Inclusione e Valorizzazione delle Persone con DSA nel Mondo del Lavoro

Le conseguenze scolastiche dei DSA possono tradursi in disoccupazione, insoddisfazione lavorativa, come salari più bassi e limitate opportunità di promozione (Witte et al., 1998), oltre a effetti psicologici, economici e sociali negativi (Gerber, 2012; Iaia et al., 2024; Watson & Boman, 2005). Inoltre, molti adulti con dislessia tendono a evitare attività che richiedono competenze di lettura e scrittura (Roffman et al., 1994), comportamento che, se da un lato li aiuta a gestire le sfide quotidiane, dall’altro contribuisce a mascherare i deficit sottostanti.

Non tutti gli studenti con DSA conseguono un titolo di studio universitario. Molti studenti con DSA, dopo un percorso scolastico difficile e spesso caratterizzato da insuccessi, non mostrano interesse a proseguire gli studi. Tuttavia, una percentuale di persone con DSA riesce, con grandi sforzi e sacrifici, a completare il percorso accademico e a conseguire la laurea, grazie all’impiego di strategie compensative e a piani didattici personalizzati.

In uno studio di Lami (2016), si riscontrava che solo l’1,5-2% degli studenti con DSA si iscrive all’Università dopo avere conseguito il diploma di istruzione secondaria superiore. Tuttavia lo scenario è in rapido mutamento, come evidenzia il più recente rapporto ANVUR sugli Atenei statali italiani (2022), che mostra un trend in crescita: nell’arco di 9 anni gli studenti con DSA iscritti agli atenei statali sono passati dagli iniziali 983 nell’a.a. 2011-12 ai 14.441 dell’a.a. 2019-20, costituendo circa l’1,4% di studenti sul totale.

Se il trend attuale degli studenti con DSA iscritti agli atenei statali dovesse proseguire, in pochi anni questa categoria potrebbe diventare numericamente prevalente rispetto a quella degli studenti con disabilità. Questo fenomeno è già visibile in alcuni atenei del Nord, dove il numero di studenti con DSA ha superato quello degli studenti con disabilità. Di conseguenza, assisteremmo a un crescente numero di persone altamente qualificate e pronte a entrare nel mondo del lavoro, il che renderà indispensabile la presenza di realtà lavorative competenti e capaci di accogliere e valorizzare individui con differenti modalità di apprendimento.

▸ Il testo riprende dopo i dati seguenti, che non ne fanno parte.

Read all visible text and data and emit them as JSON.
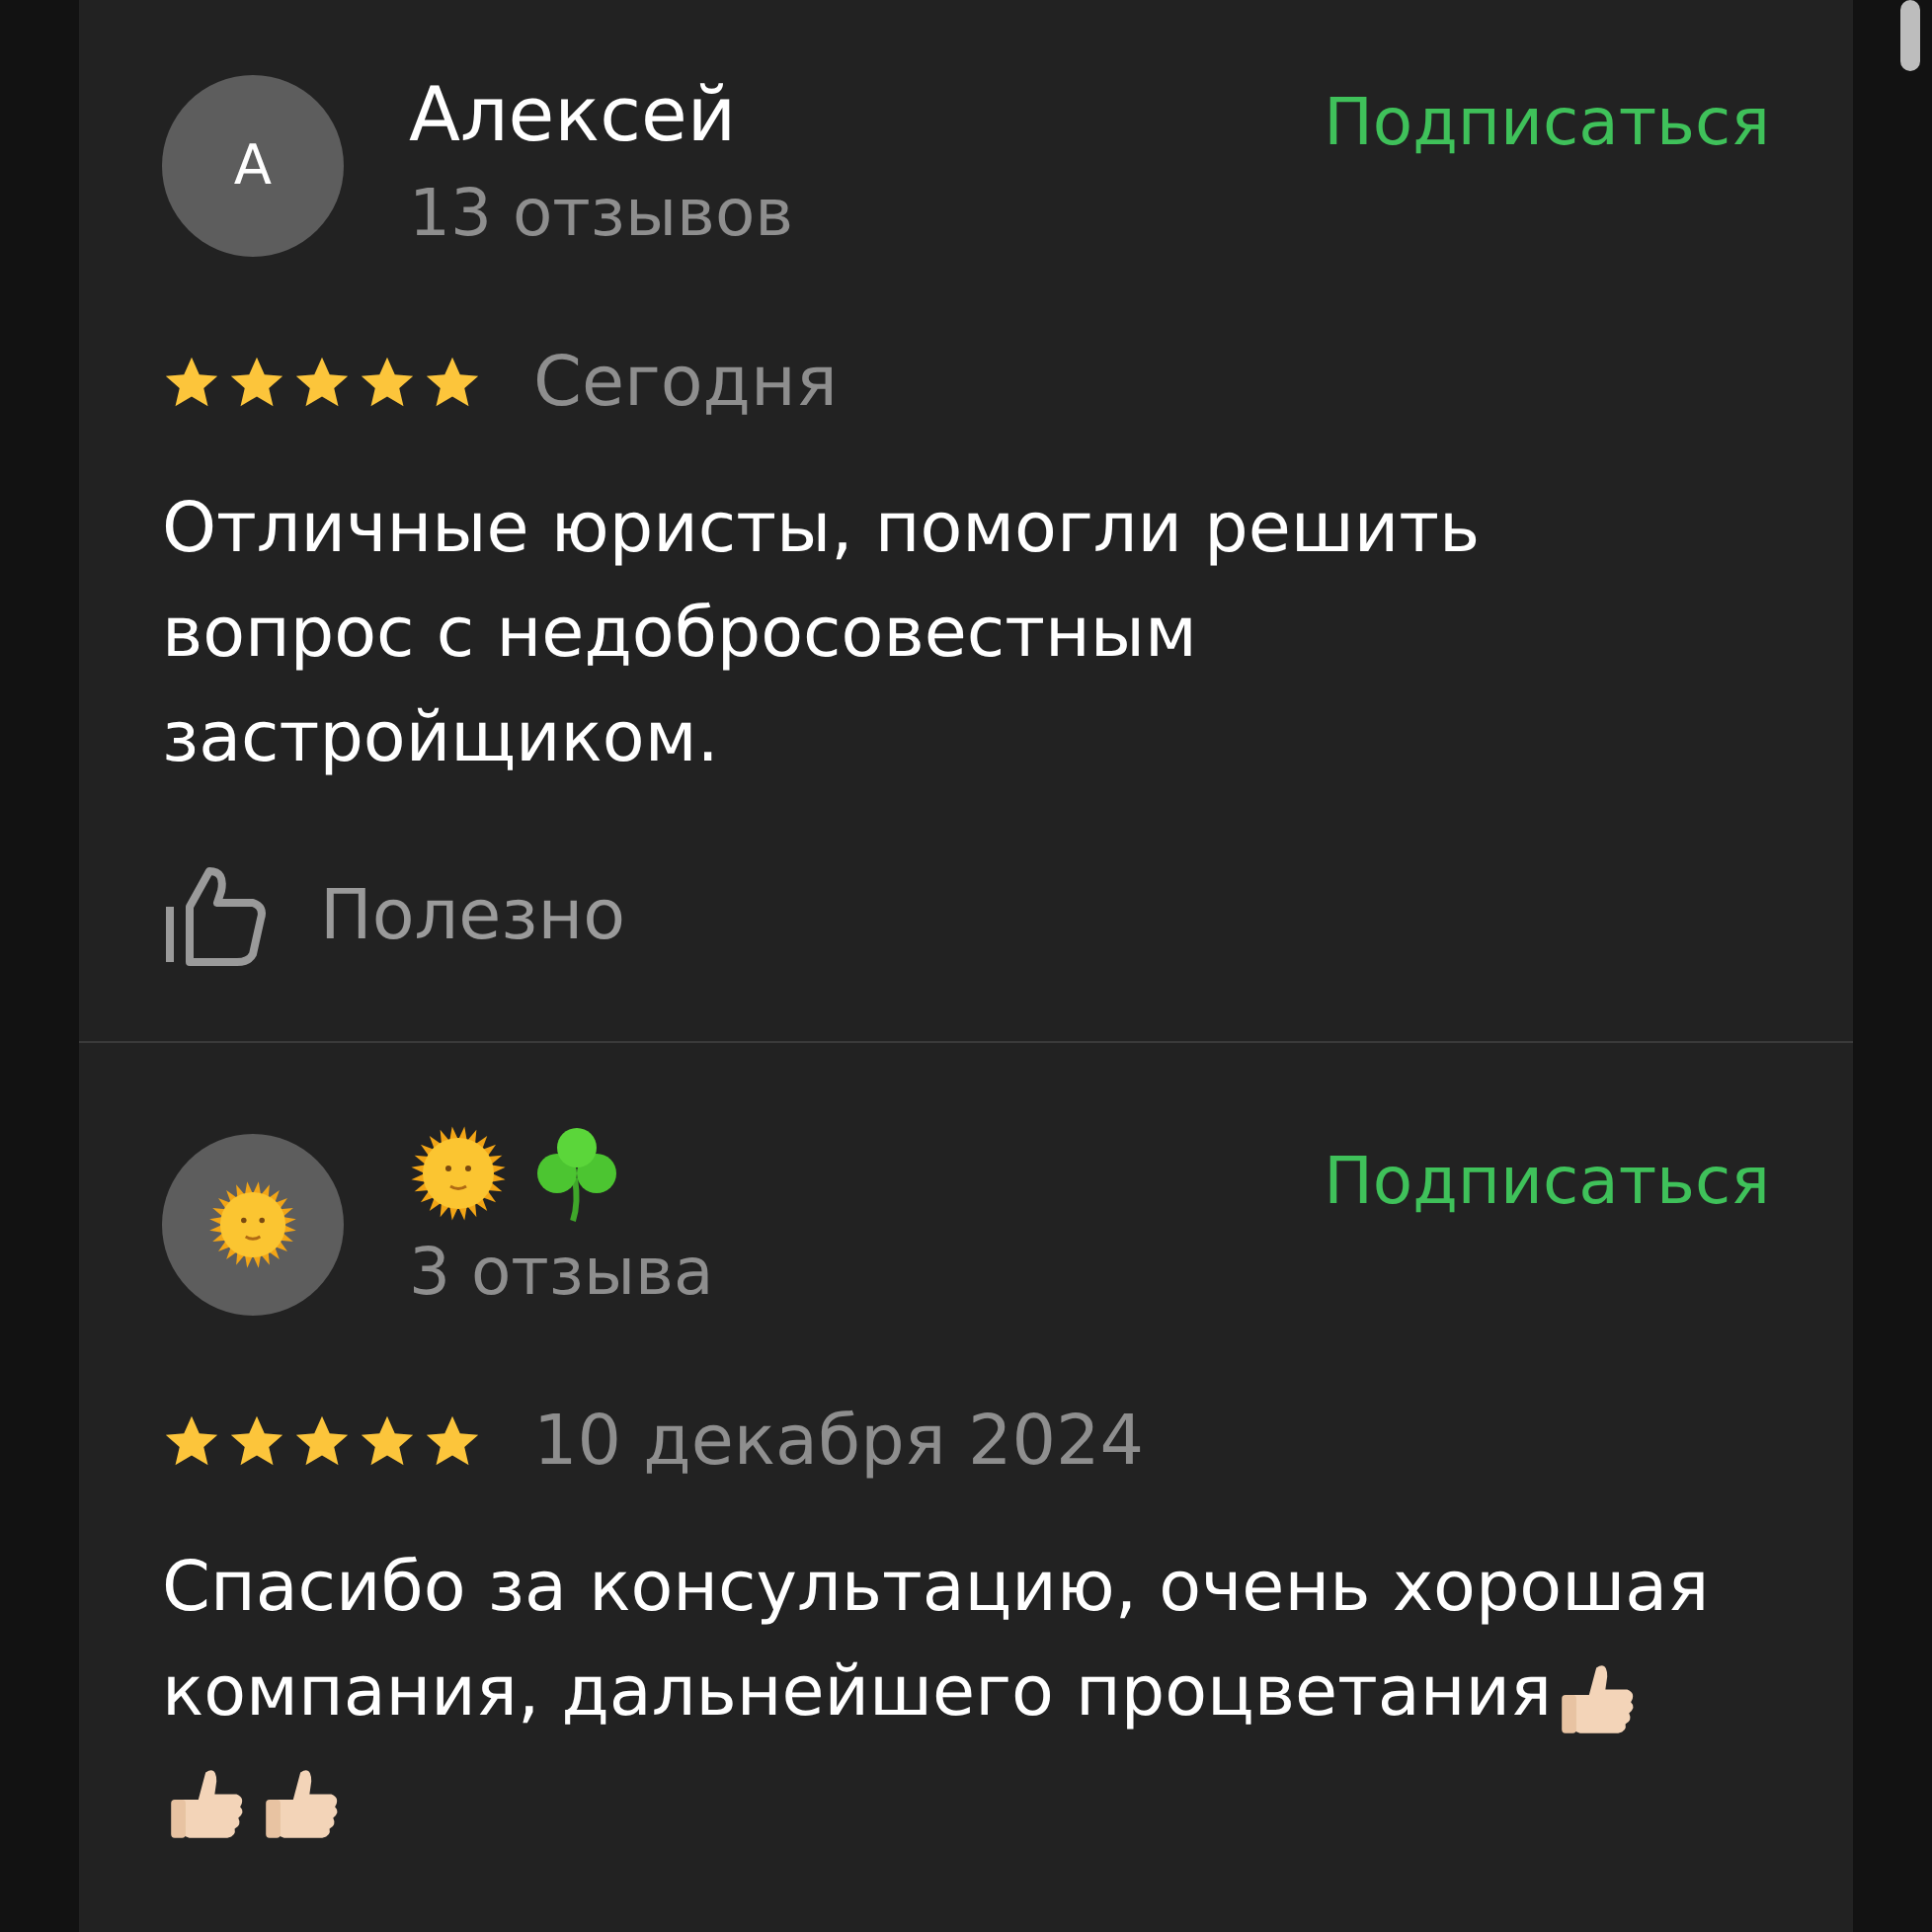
{
  "reviews": [
    {
      "avatar": {
        "kind": "letter",
        "letter": "А"
      },
      "name": [
        {
          "kind": "text",
          "text": "Алексей"
        }
      ],
      "review_count": "13 отзывов",
      "subscribe": "Подписаться",
      "stars": 5,
      "date": "Сегодня",
      "text": "Отличные юристы, помогли решить вопрос с недобросовестным застройщиком.",
      "helpful": "Полезно"
    },
    {
      "avatar": {
        "kind": "sun"
      },
      "name": [
        {
          "kind": "sun"
        },
        {
          "kind": "clover"
        }
      ],
      "review_count": "3 отзыва",
      "subscribe": "Подписаться",
      "stars": 5,
      "date": "10 декабря 2024",
      "text": "Спасибо за консультацию, очень хорошая компания, дальнейшего процветания",
      "trailing_icons": [
        {
          "kind": "thumbs_up"
        },
        {
          "kind": "thumbs_up"
        },
        {
          "kind": "thumbs_up"
        }
      ]
    }
  ]
}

L’attenzione crescente verso le fragilità, in particolare quelle degli studenti, ha spinto le Università a potenziare non solo i servizi di supporto, ma anche le azioni mirate allo sviluppo e alla promozione delle competenze trasversali. Questi interventi, volti a facilitare l’inserimento lavorativo dei giovani laureati — compresi i soggetti con certificazione di invalidità e diagnosi di DSA (Guaraldi, 2022) —, si inseriscono in un impegno più ampio di accompagnamento degli studenti nelle scelte formative.

Storicamente impegnate a guidarli nel passaggio dalla scuola all’università, nella selezione dei corsi di laurea triennale e magistrale e nella scelta dei tirocini, le Università hanno recentemente rafforzato le proprie attività in ambito di orientamento. Tra le azioni intraprese, si annoverano programmi di screening per l’individuazione di DSA non diagnosticati (ad esempio, Angelelli et al., 2022), interventi metacognitivi per la promozione delle abilità di studio (ad esempio, Meneghetti et al., 2016) e iniziative di orientamento inclusivo per rispondere alle nuove esigenze di studenti con disabilità, DSA e provenienti da contesti internazionali. L’ambiente lavorativo, infatti, può rappresentare una sfida significativa per le persone con DSA: lentezza e imprecisioni nella lettura, errori ortografici o nel calcolo, difficoltà nella gestione di doppi compiti o compiti che richiedono la memorizzazione di informazioni in sequenza, la necessità di più tempo per svolgere al meglio compiti e attività possono avere conseguenze rilevanti, come atteggiamenti punitivi, episodi di mobbing e, in alcuni casi, persino il licenziamento (Alexander-Passe, 2006; Macdonald, 2010).

La paura di commettere errori porta spesso queste persone a evitare ruoli di maggiore responsabilità, optando per occupazioni di basso livello, dove la visibilità è minore e il rischio di giudizi negativi più contenuto (Taylor & Walter, 2003). Questo timore influenza negativamente le scelte professionali, confinando i lavoratori con DSA in ambiti che non valorizzano appieno il loro potenziale. La paura della stigmatizzazione è un fenomeno ricorrente: molti lavoratori con DSA scelgono di non rivelare la propria condizione per evitare di essere percepiti come meno competenti o inadeguati (McLoughlin & Leather, 2013; Morris & Turnbull, 2007). Tuttavia, in alcuni casi, la divulgazione della propria condizione può avvenire quando si ritiene che essa possa essere utile per ottenere gli strumenti compensativi necessari a svolgere al meglio le proprie mansioni.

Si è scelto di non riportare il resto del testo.